Aan het eind van zijn studententijd heeft tuberculose zich geopenbaard. In 1923 heeft hij
hij vijf maanden gekuurd in het Waldsanatorium in Arosa (Zwitserland). Na zijn afstuderen heeft hij zich gespecialiseerd als dermatoloog en is hij getrouwd met mijn moeder.
In begin 1928 heeft mijn vader weer vier maanden gekuurd in Davos-Platz, waar mijn oudste broer is geboren. Daarna heeft hij een voorspoedig leven geleid, is in 1930 cum laude gepromoveerd en heeft zich in Groningen gevestigd als dermatoloog, met een nevenfunctie nog bij het
Academisch Ziekenhuis. Toen zijn mijn andere broer en ik geboren in respectievelijk 1931 en 1934.

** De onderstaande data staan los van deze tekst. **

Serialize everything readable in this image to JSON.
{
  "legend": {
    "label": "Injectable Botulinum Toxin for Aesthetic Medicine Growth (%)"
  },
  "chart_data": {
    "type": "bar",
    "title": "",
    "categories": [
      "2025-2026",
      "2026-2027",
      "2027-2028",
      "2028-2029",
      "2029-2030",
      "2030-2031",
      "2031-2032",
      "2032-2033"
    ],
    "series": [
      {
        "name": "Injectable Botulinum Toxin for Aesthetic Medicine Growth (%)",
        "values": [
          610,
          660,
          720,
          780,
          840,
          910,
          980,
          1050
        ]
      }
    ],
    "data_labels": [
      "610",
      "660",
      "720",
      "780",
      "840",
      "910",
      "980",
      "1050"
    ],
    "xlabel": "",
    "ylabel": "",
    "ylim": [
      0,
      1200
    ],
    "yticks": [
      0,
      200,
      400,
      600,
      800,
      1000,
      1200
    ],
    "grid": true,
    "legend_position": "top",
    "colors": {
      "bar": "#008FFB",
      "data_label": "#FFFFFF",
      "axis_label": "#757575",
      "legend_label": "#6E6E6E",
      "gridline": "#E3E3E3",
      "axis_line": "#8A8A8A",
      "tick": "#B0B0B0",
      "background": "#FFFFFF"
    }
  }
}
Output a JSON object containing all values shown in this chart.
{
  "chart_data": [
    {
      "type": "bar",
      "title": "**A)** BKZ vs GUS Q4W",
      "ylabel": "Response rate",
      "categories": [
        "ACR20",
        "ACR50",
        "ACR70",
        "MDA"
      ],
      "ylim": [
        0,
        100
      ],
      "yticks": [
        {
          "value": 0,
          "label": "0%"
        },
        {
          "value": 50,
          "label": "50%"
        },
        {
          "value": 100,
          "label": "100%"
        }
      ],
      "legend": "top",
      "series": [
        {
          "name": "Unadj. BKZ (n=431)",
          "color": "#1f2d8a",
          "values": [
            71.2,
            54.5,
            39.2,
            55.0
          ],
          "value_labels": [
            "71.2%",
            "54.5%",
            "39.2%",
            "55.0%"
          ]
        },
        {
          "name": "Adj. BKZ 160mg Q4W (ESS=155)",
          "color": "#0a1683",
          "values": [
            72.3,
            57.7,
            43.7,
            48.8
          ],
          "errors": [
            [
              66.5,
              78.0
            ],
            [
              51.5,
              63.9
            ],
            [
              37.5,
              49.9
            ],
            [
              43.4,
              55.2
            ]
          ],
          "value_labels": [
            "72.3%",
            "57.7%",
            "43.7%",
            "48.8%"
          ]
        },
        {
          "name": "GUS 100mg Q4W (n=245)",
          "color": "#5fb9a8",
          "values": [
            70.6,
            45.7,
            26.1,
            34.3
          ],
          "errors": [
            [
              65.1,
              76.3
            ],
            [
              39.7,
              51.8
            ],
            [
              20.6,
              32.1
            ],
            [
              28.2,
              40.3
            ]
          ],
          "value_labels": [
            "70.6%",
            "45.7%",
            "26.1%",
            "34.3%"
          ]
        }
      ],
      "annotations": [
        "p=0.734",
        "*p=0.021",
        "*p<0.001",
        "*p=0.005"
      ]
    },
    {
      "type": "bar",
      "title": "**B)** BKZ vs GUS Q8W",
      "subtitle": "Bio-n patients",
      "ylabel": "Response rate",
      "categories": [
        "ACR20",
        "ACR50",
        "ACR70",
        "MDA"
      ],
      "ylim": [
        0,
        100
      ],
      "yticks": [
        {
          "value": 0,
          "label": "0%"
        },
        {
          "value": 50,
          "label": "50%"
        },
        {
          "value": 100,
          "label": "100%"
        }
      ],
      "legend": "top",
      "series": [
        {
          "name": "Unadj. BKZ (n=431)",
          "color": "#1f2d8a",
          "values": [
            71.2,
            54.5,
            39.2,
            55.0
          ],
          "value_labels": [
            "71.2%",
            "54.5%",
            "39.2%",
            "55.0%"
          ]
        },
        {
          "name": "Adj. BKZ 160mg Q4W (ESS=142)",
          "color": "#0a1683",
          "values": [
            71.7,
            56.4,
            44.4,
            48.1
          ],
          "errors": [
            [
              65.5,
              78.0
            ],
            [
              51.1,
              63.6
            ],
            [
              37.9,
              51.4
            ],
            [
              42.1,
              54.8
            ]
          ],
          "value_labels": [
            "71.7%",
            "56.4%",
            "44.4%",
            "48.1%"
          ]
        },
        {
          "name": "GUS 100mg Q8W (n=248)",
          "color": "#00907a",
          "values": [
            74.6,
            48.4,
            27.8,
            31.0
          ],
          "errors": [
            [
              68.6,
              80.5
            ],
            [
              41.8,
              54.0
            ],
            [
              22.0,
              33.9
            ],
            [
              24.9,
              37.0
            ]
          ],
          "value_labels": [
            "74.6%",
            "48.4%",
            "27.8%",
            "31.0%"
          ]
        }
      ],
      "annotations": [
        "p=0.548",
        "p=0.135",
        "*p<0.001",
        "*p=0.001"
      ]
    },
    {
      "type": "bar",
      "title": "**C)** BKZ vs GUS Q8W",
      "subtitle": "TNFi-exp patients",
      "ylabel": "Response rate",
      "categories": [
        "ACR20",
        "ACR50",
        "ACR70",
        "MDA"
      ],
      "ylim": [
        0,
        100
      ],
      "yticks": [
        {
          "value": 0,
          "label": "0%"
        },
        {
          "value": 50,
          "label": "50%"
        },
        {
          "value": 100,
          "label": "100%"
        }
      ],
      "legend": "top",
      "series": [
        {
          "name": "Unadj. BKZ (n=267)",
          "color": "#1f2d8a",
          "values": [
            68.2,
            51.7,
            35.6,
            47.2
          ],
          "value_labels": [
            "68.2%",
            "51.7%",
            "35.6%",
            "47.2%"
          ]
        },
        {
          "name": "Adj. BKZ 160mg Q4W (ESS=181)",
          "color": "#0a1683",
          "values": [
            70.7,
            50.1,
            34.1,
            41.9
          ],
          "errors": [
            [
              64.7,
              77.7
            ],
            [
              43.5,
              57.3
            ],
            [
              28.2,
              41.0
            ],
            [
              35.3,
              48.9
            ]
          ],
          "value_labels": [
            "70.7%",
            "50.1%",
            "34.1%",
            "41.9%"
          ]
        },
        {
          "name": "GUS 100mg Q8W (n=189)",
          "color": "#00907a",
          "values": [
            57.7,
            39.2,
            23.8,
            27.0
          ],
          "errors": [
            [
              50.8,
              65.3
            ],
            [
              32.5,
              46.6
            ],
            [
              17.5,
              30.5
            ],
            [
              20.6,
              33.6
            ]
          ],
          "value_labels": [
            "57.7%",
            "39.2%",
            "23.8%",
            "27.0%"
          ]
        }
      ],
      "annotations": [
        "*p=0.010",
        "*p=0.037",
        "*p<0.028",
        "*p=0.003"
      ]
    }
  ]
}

In juni 1939 heeft hij weer tuberculose gekregen en heeft eerst thuis op bed gelegen. Om besmetting te vermijden zijn wij, de drie kinderen, ondergebracht bij kennissen in de stad. Omdat eind 1939 de oorlog was uitgebroken kon hij niet weer in Zwitserland kuren en is toen in het Sanatorium Hoog Laren in Blaricum opgenomen. Mijn moeder heeft hem toen gevolgd en is met de drie kinderen in december 1939 in Bussum gaan wonen.
Op 5 april 1940 is mijn vader gestorven. Vijf weken later vielen de Duitsers ons land binnen. In begin 1941 overleed mijn grootmoeder van moeders zijde in Den Haag. Mijn grootvader is daarna samen met mijn moeder is een groter huis in Bussum gaan wonen. Mijn grootvader, die bodemkundige was en kort daarvoor was gepensioneerd met daarna nog een aantal werkzaamheden, heeft toen als het ware de vaderrol in ons gezin overgenomen.
De oorlogsjaren zijn we betrekkelijk probleemloos doorgekomen (extra voedsel kwam uit het noorden: boter werd onderweg gegapt, maar bonen kwamen wel aan.) Maar toen na de oorlog alles weer normaler werd, was voor mijn moeder het gemis van mijn vader extra zwaar. Maar het is wel gelukt dat mijn beide broers arts zijn geworden (oogarts, resp. neuroloog) en ik biochemicus (alle drie weer in Groningen gestudeerd).